In his remarks to the group, which included Sharansky, Abu Toameh, Kuperwasser, Nirenstein, NGO president professor Gerald Steinberg, Israeli journalist Ben-Dror Yemini, Knesset member Orit Farkash HaCohen, and Ethiopian community activist Messeret Woldemichael Kasbian, Dershowitz said what many in the United States and Israel have put forth: that the BDS movement has been misunderstood by Jewish leaders.

The goal was never to actually boycott or divest from Israeli companies, but rather “to propagandize future leaders of America. It’s an attempt to change the reality of how young people see Israel.” BDS, he added, has nothing to do with the so-called occupation of territories or a two-state solution.

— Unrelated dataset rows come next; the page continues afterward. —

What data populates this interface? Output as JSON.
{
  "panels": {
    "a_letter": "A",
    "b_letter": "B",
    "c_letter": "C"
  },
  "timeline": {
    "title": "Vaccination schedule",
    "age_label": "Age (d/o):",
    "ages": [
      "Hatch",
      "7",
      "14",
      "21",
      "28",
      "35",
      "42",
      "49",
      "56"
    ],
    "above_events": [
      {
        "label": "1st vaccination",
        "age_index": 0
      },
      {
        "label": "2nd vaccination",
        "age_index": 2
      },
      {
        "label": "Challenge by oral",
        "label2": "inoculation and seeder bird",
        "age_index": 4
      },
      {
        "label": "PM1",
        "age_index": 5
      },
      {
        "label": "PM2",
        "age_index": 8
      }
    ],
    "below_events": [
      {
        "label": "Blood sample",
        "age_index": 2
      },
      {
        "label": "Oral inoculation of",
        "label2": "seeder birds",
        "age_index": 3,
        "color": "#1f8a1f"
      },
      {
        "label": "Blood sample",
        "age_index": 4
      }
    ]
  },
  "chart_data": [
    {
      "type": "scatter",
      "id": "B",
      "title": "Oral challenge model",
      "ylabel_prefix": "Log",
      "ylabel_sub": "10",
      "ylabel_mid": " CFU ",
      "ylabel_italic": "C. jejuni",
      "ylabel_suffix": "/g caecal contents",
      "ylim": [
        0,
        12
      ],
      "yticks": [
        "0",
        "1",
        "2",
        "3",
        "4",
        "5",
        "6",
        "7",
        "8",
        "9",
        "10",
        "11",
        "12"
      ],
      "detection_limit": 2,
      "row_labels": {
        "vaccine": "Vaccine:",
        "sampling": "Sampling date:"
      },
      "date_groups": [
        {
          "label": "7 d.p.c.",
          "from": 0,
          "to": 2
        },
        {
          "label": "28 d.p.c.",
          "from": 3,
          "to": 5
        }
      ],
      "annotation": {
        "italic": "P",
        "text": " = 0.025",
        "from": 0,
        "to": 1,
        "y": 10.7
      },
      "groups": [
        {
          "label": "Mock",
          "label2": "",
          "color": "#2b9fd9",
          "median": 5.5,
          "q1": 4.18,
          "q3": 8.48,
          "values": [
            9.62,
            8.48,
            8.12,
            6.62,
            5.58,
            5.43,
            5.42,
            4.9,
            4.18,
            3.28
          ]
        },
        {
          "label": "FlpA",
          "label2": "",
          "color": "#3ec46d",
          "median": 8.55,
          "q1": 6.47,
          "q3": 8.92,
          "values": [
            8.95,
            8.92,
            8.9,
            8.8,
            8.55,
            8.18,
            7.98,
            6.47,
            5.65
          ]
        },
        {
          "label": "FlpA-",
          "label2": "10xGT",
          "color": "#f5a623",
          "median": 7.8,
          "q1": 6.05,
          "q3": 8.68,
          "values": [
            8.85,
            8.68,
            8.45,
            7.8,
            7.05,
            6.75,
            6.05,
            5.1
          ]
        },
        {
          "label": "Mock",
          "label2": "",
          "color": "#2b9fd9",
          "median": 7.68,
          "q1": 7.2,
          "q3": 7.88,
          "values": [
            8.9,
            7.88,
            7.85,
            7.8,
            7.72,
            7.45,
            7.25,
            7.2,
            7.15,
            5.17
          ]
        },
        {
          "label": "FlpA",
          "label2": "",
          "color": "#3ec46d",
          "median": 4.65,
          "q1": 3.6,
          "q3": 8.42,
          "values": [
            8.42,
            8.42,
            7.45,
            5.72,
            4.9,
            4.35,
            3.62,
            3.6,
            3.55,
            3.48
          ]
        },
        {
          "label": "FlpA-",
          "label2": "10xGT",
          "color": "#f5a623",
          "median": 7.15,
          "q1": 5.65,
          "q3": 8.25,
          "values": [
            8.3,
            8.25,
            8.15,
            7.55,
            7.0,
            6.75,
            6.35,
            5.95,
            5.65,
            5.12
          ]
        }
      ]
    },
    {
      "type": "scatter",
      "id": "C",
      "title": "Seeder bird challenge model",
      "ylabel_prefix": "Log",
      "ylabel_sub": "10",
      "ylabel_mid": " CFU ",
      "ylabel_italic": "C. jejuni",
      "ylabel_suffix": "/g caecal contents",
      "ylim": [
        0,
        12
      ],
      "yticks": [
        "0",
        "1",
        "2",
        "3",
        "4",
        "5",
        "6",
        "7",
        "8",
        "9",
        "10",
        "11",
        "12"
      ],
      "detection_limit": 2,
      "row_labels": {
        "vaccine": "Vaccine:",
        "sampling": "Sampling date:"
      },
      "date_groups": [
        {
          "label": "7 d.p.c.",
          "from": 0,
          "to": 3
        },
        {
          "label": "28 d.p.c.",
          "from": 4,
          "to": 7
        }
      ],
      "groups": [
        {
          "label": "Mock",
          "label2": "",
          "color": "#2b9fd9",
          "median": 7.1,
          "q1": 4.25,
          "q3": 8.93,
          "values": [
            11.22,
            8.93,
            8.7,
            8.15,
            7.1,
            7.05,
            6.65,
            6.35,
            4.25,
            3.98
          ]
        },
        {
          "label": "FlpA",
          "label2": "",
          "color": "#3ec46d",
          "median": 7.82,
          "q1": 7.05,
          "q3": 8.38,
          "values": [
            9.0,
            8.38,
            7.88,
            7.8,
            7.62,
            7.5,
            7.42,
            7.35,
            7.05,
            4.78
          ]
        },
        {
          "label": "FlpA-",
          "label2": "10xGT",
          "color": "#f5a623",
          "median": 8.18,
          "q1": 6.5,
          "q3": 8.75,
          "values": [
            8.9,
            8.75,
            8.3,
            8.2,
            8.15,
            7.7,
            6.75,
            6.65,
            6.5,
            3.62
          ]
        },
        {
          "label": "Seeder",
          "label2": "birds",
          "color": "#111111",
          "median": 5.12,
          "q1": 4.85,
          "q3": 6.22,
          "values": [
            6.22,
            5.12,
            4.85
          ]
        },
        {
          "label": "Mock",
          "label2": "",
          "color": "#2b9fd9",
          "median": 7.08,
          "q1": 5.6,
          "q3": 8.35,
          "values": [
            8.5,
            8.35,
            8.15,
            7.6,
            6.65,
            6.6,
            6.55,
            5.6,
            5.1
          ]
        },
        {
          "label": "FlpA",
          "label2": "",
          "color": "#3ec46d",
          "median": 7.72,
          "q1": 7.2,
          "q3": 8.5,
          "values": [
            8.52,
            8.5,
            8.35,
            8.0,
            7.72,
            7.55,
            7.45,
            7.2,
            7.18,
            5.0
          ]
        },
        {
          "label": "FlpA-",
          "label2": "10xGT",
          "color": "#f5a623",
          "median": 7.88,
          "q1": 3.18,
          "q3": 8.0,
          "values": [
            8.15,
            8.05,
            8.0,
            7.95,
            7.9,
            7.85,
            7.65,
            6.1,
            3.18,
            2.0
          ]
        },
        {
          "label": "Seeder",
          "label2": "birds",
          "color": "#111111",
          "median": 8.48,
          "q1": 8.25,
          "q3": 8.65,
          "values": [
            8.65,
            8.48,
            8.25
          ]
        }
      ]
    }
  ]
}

It’s also more a tactic than a movement, argued Dershowitz—“an extraordinarily successful” one at that. “It’s a tactic based on deception and lies, designed to destroy the nation-state of the Jewish people.”

For Israeli journalist Ben-Dror Yemini, BDS is not the most pressing problem. On his speaking tours of American college campuses, said Yemini, he encounters abject ignorance about Israel among Jewish students and faculty. It is this ignorance, he said, that renders them so susceptible to anti-Israel messages.

Sharansky said the only way to build bridges between American Jews, who are overwhelmingly liberal, and Israelis, whose main interest is to defend the Jewish state, is through focusing on human rights.

According to Sharansky, the Israeli government must “show there’s no difference between anti-Semitism on the left and the right.” He called on the government to fight against all those who abuse human rights and to ask the United States to do the same.

In his concluding remarks, Dershowitz had a grim message for Israel.

“Do not count on the U.S.  Count on yourselves. Make sure you have the most powerful army. We have to show our strength. Make alliances but be self-interested. Don’t ever compromise security on the basis of getting good PR.”